/Reconstruct Devlog 00/ The Many Challenges a Beginner Faces
And how quickly you become a beginner again
When choosing to develop a granular synthesizer, I knew it would not be easy.
Using the JUCE Framework for C++, I decided I would use CMake as the build tool.
After days of failing to compile the simplest of projects, I realized I should stray away from using a Linux subsystem and focus on compiling for my native operating system, Windows.
This finally work, and development began. It seems like it can take hours to even accomplish the simplest thing when you’ve left a language for a while. I reminded myself of how to do some of the most basic things, play sounds, edit buffers, and spent hours trying to perfect these.
I did not.
So moving into making grains of sounds I had many ideas, none of which worked, until I finally decided to make a new class for the engine, and a class for the grains.
Many issues along the way:
MIDI isn’t going the right place; Grains aren’t making waveforms; AudioBuffers don’t have the right amount of channels.
Wow. I am in over my head.
Deep breaths as I remember why I chose to do something I had so little experience in. Learning. This is my biggest project yet. I looked around and found that the CMake tools for VSCode came with a debugger, great, I get those installed.
Wow. VSCode with CMake added all of JUCE to IntelliSence, and the compiling works flawlessly. So much for my .bat files that were meant to do that for me. And now I can properly Debug! Some breakpoints here, some breakpoints there.
Oh.
I messed up the simplest calculation late at night and I was trying to play a negative amount of samples. That won’t work.
See in blue the messed up calculation, and I underlined a DBG() function just because I was happy to finally be able to use it so easily!
So after fixing the most rudimentary of mistakes, it worked. I had sound. I wrote some more code in the GranularEngine class and now I was playing full grains! (Well, one grain…)
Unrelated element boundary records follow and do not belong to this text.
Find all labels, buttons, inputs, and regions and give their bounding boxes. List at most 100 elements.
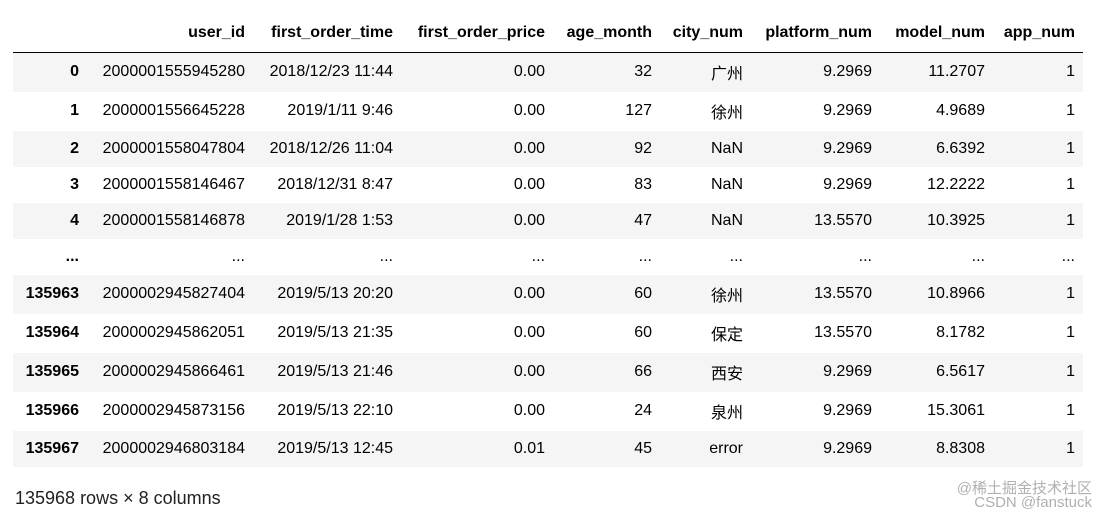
cell-first-order-time: 2019/1/28 1:53 [286, 211, 393, 229]
cell-city-num: 保定 [710, 327, 743, 344]
cell-model-num: 10.8966 [927, 285, 985, 302]
cell-app-num: 1 [1066, 324, 1075, 341]
row-index: 135965 [25, 363, 79, 380]
table-row: 135965 2000002945866461 2019/5/13 21:46 … [13, 352, 1083, 392]
row-index: 135963 [25, 285, 79, 302]
cell-first-order-time: 2019/5/13 21:35 [277, 324, 393, 341]
cell-model-num: ... [971, 247, 985, 265]
cell-first-order-price: ... [531, 247, 545, 265]
cell-first-order-price: 0.00 [513, 324, 545, 341]
cell-city-num: 徐州 [710, 288, 743, 305]
cell-city-num: 西安 [710, 366, 743, 383]
cell-app-num: 1 [1066, 439, 1075, 457]
cell-user-id: 2000001558047804 [102, 139, 245, 157]
table-row: 1 2000001556645228 2019/1/11 9:46 0.00 1… [13, 92, 1083, 131]
cell-first-order-time: ... [379, 247, 393, 265]
cell-first-order-price: 0.00 [513, 285, 545, 302]
table-body: 0 2000001555945280 2018/12/23 11:44 0.00… [13, 52, 1083, 467]
cell-app-num: 1 [1066, 139, 1075, 157]
ellipsis-row: ... ... ... ... ... ... ... ... ... [13, 239, 1083, 275]
table-row: 3 2000001558146467 2018/12/31 8:47 0.00 … [13, 167, 1083, 203]
table-row: 135966 2000002945873156 2019/5/13 22:10 … [13, 392, 1083, 431]
row-index: 0 [70, 63, 79, 81]
cell-first-order-time: 2018/12/31 8:47 [277, 175, 393, 193]
cell-first-order-price: 0.01 [513, 439, 545, 457]
cell-first-order-time: 2019/5/13 12:45 [277, 439, 393, 457]
dataframe-output: user_id first_order_time first_order_pri… [13, 14, 1083, 467]
header-user-id: user_id [87, 14, 253, 53]
cell-first-order-price: 0.00 [513, 175, 545, 193]
cell-user-id: ... [231, 247, 245, 265]
cell-age-month: 92 [634, 139, 652, 157]
cell-platform-num: 9.2969 [823, 363, 872, 380]
cell-model-num: 6.5617 [936, 363, 985, 380]
row-index: 3 [70, 175, 79, 193]
cell-user-id: 2000001558146467 [102, 175, 245, 193]
cell-platform-num: 9.2969 [823, 139, 872, 157]
cell-age-month: 24 [634, 402, 652, 419]
cell-age-month: 32 [634, 63, 652, 81]
cell-city-num: 广州 [710, 66, 743, 84]
cell-first-order-price: 0.00 [513, 363, 545, 380]
header-row: user_id first_order_time first_order_pri… [13, 14, 1083, 53]
cell-platform-num: 9.2969 [823, 63, 872, 81]
watermark: @稀土掘金技术社区 CSDN @fanstuck [957, 481, 1092, 510]
cell-model-num: 11.2707 [928, 63, 985, 81]
cell-city-num: NaN [710, 211, 743, 229]
cell-age-month: 60 [634, 285, 652, 302]
cell-platform-num: 9.2969 [823, 439, 872, 457]
header-platform-num: platform_num [751, 14, 880, 53]
table-header: user_id first_order_time first_order_pri… [13, 14, 1083, 53]
cell-model-num: 10.3925 [927, 211, 985, 229]
dataframe-shape-summary: 135968 rows × 8 columns [15, 488, 221, 508]
cell-platform-num: 9.2969 [823, 102, 872, 119]
row-index: 1 [70, 102, 79, 119]
cell-age-month: 47 [634, 211, 652, 229]
header-app-num: app_num [993, 14, 1083, 53]
cell-model-num: 12.2222 [927, 175, 985, 193]
cell-platform-num: 13.5570 [814, 211, 872, 229]
cell-first-order-time: 2019/1/11 9:46 [287, 102, 393, 119]
cell-user-id: 2000002946803184 [102, 439, 245, 457]
cell-first-order-price: 0.00 [513, 139, 545, 157]
cell-age-month: 83 [634, 175, 652, 193]
cell-model-num: 8.1782 [936, 324, 985, 341]
cell-city-num: NaN [710, 139, 743, 157]
cell-app-num: 1 [1066, 102, 1075, 119]
row-index: 135967 [25, 439, 79, 457]
cell-first-order-price: 0.00 [513, 102, 545, 119]
row-index: 135964 [25, 324, 79, 341]
cell-user-id: 2000001556645228 [102, 102, 245, 119]
cell-first-order-price: 0.00 [513, 63, 545, 81]
cell-app-num: 1 [1066, 63, 1075, 81]
cell-user-id: 2000001555945280 [102, 63, 245, 81]
table-row: 4 2000001558146878 2019/1/28 1:53 0.00 4… [13, 202, 1083, 239]
cell-first-order-price: 0.00 [513, 211, 545, 229]
cell-user-id: 2000002945827404 [102, 285, 245, 302]
table-row: 135964 2000002945862051 2019/5/13 21:35 … [13, 314, 1083, 353]
cell-model-num: 8.8308 [936, 439, 985, 457]
header-age-month: age_month [553, 14, 660, 53]
cell-model-num: 4.9689 [936, 102, 985, 119]
cell-platform-num: 13.5570 [814, 324, 872, 341]
cell-app-num: 1 [1066, 285, 1075, 302]
cell-platform-num: 9.2969 [823, 402, 872, 419]
cell-age-month: 60 [634, 324, 652, 341]
cell-user-id: 2000001558146878 [102, 211, 245, 229]
cell-first-order-time: 2018/12/26 11:04 [269, 139, 393, 157]
cell-city-num: NaN [710, 175, 743, 193]
cell-app-num: ... [1061, 247, 1075, 265]
cell-age-month: 66 [634, 363, 652, 380]
header-first-order-price: first_order_price [401, 14, 553, 53]
cell-first-order-time: 2019/5/13 20:20 [277, 285, 393, 302]
header-index [13, 14, 87, 53]
table-row: 0 2000001555945280 2018/12/23 11:44 0.00… [13, 52, 1083, 92]
cell-app-num: 1 [1066, 402, 1075, 419]
cell-age-month: 127 [625, 102, 652, 119]
table-row: 135967 2000002946803184 2019/5/13 12:45 … [13, 430, 1083, 467]
cell-first-order-time: 2019/5/13 22:10 [277, 402, 393, 419]
cell-city-num: 泉州 [710, 405, 743, 422]
cell-platform-num: 13.5570 [814, 285, 872, 302]
header-first-order-time: first_order_time [253, 14, 401, 53]
row-index: 135966 [25, 402, 79, 419]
After a lot more breakpoints, I had something. Not much, but it took weeks of researching and days of coding to get to this point.
These were rudimentary mistakes that any beginner would make, and I lacked the knowledge and tools to properly find my mistakes. I even make some of these mistakes in languages I am far more proficient in, but as you keep going things become easier to solve and you learn what to look for.
It’s almost frustrating how quickly it felt like I had lost all of my C++ knowledge. A couple months using another language and you’re right back at the start. Picking up a new language can be just as daunting, but getting over this first dreary sense of lack of motivation, there is no feeling like it. Being a beginner again can be an amazing thing.
With a newfound sense of motivation, feeling like I am past a major hurdle, I will continue this journey and hopefully make a beautiful final product.